La prima questione attiene alle competenze. Dall’emergenza rifiuti, al TAV, da nord a sud le forze di polizia sono sempre più strumento attraverso il quale si affrontano le questioni sociali più spinose, attinenti alle più svariate tematiche: istruzione, sanità, trasporti, lavoro. Semplificando: Il Ministero dell’Interno, attraverso la Polizia di Stato, è, nei fatti, competente per la gestione di queste materie, piuttosto che i ministeri per ciò previsti (Istruzione, sanità, ecc). C’è un corteo, una dimostrazione di piazza? Si invia la polizia. E’ evidente che questioni alle quali non vengono date risposte politiche serie e puntuali, restano in sospeso e covano rancori. Il momento della piazza, allora, diventa lo sfogo, l’unico momento nel quale certe istanze trovano spazio. La Polizia diventa lo "Stato amministrazione" (tutto), in tutte le sue articolazioni amministrative (rectiuscompetenze); quella dell'agente, la faccia dello Stato, latitante in altre occasioni, alla quale urlare le proprie motivazioni. È chiaro che il luogo non è idoneo alla discussione; così come l’interlocutore. Questi fattori si uniscono in un mix pericoloso, una miscela esplosiva, alla quale basta poco per innescarsi: un pretesto qualsiasi, e la polizia diventa il bersaglio per sfogare la rabbia, l’indignazione, le frustrazioni che il vuoto politico ha creato. A pagare (fisicamente) sono gli agenti, andati allo sbaraglio, perché incaricati di gestire qualcosa di diverso da una manifestazione propriamente detta, perché diverso è il significato e i rancori racchiusi al suo interno. Scomposte, illegali  e intollerabili sono poi le vie che tali sentimenti trovano per manifestarsi. Così come la risposta: gesti di inaudita violenza, che anche quando sono di reazione e di difesa, travalicano il limite, ed il passaggio da uso legittimo della forza ad arbitraria violenza, è breve.

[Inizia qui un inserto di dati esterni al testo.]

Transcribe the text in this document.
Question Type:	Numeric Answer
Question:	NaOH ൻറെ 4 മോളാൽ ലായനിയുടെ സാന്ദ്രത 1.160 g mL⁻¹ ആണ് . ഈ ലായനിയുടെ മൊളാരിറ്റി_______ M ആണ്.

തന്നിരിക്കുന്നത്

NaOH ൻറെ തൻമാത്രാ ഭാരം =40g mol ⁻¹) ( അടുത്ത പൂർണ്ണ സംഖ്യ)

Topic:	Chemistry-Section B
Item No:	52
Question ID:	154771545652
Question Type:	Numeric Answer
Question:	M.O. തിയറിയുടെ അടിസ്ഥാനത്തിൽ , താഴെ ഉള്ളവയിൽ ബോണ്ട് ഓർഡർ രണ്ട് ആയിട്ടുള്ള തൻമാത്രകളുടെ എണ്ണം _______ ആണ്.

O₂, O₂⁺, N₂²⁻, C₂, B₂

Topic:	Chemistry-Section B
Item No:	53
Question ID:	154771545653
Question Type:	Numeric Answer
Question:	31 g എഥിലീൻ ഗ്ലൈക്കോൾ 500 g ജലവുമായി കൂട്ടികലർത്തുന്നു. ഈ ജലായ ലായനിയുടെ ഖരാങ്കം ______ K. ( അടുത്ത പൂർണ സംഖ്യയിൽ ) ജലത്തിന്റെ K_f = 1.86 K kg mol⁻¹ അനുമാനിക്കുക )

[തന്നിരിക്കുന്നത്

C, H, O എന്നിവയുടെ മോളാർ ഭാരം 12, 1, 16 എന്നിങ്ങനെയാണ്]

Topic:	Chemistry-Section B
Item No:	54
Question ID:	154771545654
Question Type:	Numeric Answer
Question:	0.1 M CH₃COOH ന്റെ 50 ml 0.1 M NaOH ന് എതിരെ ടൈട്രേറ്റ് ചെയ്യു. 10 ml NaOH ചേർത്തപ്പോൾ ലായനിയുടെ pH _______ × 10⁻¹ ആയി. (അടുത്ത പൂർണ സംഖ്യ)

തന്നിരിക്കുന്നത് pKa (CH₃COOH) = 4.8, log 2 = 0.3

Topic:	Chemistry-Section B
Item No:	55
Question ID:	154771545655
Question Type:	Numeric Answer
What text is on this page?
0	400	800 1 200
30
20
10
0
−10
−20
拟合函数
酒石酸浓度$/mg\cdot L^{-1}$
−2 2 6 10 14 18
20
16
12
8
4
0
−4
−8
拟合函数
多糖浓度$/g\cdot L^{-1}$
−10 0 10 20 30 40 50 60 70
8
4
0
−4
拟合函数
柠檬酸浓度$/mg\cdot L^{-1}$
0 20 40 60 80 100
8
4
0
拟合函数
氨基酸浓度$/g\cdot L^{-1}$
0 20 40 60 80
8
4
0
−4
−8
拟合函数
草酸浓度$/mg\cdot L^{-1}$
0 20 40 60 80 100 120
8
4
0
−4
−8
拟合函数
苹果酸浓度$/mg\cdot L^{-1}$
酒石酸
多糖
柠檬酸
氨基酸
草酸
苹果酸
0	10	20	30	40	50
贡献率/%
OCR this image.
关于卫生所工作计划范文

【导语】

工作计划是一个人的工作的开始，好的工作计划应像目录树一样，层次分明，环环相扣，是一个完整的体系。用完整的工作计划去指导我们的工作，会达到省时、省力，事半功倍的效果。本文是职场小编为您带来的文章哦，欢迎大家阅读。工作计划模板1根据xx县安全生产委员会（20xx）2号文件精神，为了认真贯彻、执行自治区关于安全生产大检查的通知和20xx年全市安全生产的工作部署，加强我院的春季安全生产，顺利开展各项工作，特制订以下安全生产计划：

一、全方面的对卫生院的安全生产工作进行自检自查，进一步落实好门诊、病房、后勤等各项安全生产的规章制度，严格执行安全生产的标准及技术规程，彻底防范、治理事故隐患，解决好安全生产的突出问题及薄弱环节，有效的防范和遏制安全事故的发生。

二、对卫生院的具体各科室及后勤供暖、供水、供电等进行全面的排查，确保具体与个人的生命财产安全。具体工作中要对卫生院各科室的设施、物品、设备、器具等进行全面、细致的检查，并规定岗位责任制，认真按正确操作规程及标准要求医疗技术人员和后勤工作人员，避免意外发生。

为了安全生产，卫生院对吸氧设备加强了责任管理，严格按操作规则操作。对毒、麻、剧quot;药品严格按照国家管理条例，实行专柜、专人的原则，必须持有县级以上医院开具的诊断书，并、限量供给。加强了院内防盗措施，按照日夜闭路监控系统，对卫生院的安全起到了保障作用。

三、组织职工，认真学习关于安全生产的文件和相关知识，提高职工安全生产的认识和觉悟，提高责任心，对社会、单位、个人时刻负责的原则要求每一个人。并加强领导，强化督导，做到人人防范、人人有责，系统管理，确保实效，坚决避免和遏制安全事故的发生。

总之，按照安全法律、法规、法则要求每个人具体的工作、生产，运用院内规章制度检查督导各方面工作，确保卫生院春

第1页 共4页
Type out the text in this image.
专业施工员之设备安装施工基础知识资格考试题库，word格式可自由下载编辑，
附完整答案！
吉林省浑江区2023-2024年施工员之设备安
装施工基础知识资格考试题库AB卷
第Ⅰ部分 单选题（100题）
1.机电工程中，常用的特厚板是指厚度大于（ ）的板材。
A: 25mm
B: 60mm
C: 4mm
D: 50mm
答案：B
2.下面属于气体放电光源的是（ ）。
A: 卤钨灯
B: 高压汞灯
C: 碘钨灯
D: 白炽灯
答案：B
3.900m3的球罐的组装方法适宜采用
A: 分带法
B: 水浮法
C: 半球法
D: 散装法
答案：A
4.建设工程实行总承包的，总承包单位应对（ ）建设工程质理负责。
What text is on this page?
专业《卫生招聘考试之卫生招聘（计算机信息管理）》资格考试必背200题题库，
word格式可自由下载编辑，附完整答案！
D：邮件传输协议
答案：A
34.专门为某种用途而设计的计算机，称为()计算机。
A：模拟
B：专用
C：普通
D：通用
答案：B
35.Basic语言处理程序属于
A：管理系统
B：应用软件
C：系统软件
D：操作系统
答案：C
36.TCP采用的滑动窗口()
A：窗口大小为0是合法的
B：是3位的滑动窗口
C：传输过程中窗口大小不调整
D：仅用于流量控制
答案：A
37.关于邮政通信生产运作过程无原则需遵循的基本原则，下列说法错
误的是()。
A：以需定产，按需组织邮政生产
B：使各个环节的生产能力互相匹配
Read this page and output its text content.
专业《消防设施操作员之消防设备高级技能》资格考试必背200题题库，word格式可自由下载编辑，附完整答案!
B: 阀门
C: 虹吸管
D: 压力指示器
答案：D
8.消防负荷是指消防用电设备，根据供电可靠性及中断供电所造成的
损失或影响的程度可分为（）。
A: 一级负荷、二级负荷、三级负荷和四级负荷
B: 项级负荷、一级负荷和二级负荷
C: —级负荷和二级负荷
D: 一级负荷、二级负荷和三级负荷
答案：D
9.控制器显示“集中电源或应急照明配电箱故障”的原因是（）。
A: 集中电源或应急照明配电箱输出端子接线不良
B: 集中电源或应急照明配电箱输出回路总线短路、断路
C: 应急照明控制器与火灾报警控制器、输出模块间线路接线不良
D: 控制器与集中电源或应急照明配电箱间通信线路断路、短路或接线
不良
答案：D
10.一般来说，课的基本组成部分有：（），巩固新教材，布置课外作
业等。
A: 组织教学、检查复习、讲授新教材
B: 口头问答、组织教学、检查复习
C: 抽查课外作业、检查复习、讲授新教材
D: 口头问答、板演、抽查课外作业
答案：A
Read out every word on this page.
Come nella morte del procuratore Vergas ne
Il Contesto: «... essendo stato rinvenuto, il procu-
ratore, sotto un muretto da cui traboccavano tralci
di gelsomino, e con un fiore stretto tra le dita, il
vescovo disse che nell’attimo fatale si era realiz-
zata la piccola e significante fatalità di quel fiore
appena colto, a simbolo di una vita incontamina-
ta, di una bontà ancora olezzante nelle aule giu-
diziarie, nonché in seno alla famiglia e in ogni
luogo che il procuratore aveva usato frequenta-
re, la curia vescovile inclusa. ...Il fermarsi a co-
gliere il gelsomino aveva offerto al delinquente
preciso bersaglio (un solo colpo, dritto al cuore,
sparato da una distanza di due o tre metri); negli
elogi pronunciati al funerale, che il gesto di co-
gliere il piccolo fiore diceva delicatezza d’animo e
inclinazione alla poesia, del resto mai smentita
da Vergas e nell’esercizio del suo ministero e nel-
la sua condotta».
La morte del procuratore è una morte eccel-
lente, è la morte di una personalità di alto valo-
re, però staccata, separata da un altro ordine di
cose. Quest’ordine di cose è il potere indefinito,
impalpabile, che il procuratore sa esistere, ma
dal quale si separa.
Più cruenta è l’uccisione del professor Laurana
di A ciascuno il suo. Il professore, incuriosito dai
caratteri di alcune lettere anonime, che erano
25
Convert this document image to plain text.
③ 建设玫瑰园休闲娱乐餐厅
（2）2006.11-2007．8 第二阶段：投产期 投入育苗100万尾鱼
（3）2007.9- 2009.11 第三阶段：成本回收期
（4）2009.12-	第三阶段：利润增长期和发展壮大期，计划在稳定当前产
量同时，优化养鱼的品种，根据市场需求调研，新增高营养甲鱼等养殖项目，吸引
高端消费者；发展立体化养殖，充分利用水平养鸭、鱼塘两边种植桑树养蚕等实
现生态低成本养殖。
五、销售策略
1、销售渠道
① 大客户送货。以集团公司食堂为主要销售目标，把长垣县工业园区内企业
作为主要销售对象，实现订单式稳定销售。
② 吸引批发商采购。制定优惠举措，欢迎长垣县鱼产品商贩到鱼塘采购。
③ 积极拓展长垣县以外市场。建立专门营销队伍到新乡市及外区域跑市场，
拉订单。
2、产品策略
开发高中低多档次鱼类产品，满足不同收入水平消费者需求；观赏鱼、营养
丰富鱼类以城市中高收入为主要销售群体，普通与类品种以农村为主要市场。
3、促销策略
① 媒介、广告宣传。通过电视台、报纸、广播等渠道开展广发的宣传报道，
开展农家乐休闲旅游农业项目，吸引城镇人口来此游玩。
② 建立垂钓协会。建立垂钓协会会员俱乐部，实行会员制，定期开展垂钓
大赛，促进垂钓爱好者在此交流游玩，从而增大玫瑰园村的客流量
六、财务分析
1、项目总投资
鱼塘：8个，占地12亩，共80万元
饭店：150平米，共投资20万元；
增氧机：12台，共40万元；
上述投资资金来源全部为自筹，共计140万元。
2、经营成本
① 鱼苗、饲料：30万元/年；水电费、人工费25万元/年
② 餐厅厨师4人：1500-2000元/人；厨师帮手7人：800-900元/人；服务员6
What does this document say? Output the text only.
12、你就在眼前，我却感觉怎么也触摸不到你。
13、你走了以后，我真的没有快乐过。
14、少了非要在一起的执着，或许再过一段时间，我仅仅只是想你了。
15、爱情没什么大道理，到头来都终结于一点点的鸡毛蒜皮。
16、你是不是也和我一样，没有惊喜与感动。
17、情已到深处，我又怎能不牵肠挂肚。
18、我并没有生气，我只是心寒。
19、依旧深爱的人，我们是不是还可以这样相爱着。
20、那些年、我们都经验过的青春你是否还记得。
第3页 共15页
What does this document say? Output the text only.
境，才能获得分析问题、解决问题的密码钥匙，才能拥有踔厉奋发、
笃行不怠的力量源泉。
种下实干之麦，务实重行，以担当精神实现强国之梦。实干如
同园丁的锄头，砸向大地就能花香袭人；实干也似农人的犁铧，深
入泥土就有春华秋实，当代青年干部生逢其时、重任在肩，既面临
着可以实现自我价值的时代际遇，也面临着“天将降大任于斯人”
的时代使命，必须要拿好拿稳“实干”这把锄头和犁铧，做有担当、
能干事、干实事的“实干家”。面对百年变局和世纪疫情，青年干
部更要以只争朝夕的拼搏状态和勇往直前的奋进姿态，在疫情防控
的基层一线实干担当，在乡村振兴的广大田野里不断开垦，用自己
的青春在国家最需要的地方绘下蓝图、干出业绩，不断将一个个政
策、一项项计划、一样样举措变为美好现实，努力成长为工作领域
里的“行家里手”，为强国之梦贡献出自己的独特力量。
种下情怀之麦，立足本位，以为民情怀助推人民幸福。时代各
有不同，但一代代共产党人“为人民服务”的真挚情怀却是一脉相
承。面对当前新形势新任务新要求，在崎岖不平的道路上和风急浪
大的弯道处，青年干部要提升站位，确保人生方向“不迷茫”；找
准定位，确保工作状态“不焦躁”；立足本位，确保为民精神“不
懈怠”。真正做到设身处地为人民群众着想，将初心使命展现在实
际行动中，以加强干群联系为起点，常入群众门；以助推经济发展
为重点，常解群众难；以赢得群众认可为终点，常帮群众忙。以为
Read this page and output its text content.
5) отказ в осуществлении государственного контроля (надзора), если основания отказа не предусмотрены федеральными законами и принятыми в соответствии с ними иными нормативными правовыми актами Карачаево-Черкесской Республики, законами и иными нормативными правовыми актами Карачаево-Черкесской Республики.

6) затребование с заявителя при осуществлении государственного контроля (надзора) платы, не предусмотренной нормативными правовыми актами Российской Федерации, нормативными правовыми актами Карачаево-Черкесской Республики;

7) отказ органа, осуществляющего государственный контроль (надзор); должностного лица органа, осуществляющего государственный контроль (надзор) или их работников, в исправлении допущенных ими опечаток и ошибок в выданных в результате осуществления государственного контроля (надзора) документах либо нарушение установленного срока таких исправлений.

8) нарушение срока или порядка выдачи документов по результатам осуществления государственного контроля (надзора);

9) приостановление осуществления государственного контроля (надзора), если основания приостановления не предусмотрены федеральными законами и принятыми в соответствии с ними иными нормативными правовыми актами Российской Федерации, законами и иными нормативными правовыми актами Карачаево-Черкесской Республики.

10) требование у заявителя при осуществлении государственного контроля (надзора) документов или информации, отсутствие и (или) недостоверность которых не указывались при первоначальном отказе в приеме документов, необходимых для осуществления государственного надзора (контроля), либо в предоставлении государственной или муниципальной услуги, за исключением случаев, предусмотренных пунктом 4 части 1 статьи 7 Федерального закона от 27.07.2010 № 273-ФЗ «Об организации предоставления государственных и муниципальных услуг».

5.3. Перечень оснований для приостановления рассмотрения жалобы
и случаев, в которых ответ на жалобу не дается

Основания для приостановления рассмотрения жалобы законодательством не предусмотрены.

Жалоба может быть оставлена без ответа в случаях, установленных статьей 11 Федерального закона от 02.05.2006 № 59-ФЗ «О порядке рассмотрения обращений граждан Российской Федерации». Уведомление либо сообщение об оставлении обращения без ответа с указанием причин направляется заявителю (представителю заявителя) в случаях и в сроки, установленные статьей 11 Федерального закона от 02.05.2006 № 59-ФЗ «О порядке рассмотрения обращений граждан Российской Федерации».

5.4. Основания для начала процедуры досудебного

Le responsabilità al vertice, sono così triplici: quella di aver contribuito, con la mancanza di scelte, alla creazione di quel clima esasperato; il ritenere che con qualche manganellata si possa risolvere la questione, e passare velocemente il momento di passione; l’assenza di azioni disciplinari , ancor prima e indipendentemente dall’accertamento giurisdizionale, nei confronti di agenti responsabili di azioni scorrette.

La seconda questione attiene alla comunicazione. Di tali giornate ci resta solo tanta rabbia e nulla più. I principali sconfitti sono coloro che credono in queste manifestazioni (quelli a volto scoperto): i media sguazzano nelle immagini delle vetrine distrutte, dei danneggiamenti diffusi, dell’agente in barella. La cronaca del corteo si riduce a questo, l’attenzione fugge via dai temi clou. Il risultato è una percezione di tali appuntamenti come mere occasioni di violenza e l’opinione pubblica ne ha ribrezzo. Si crea così tra i cittadini l’avversione per tali categorie di manifestanti, frettolosamente e mediaticamente indicate come  antagonistigiovani dei centri sociali, ecc. Il risultato è una cittadinanza contrariata, inorridita, spaventata, cioè tutti sentimenti che creano il terreno fertile per il consenso, l’accettazione o comunque la tolleranza di eventuali azioni anche violente e straordinarie (extra ordinem) delle autorità repressive o di misure preventive, anti manifestazioni.

Fino a quando il tema sarà soltanto l’opportunità di una manganellata, o di una vetrina rotta, lo schierarsi a favore di una o dell’altra parte, e non la riflessione sulle cause di tutto ciò, allora forse saranno ancora una volta solo lacrime (e sangue), versate per niente.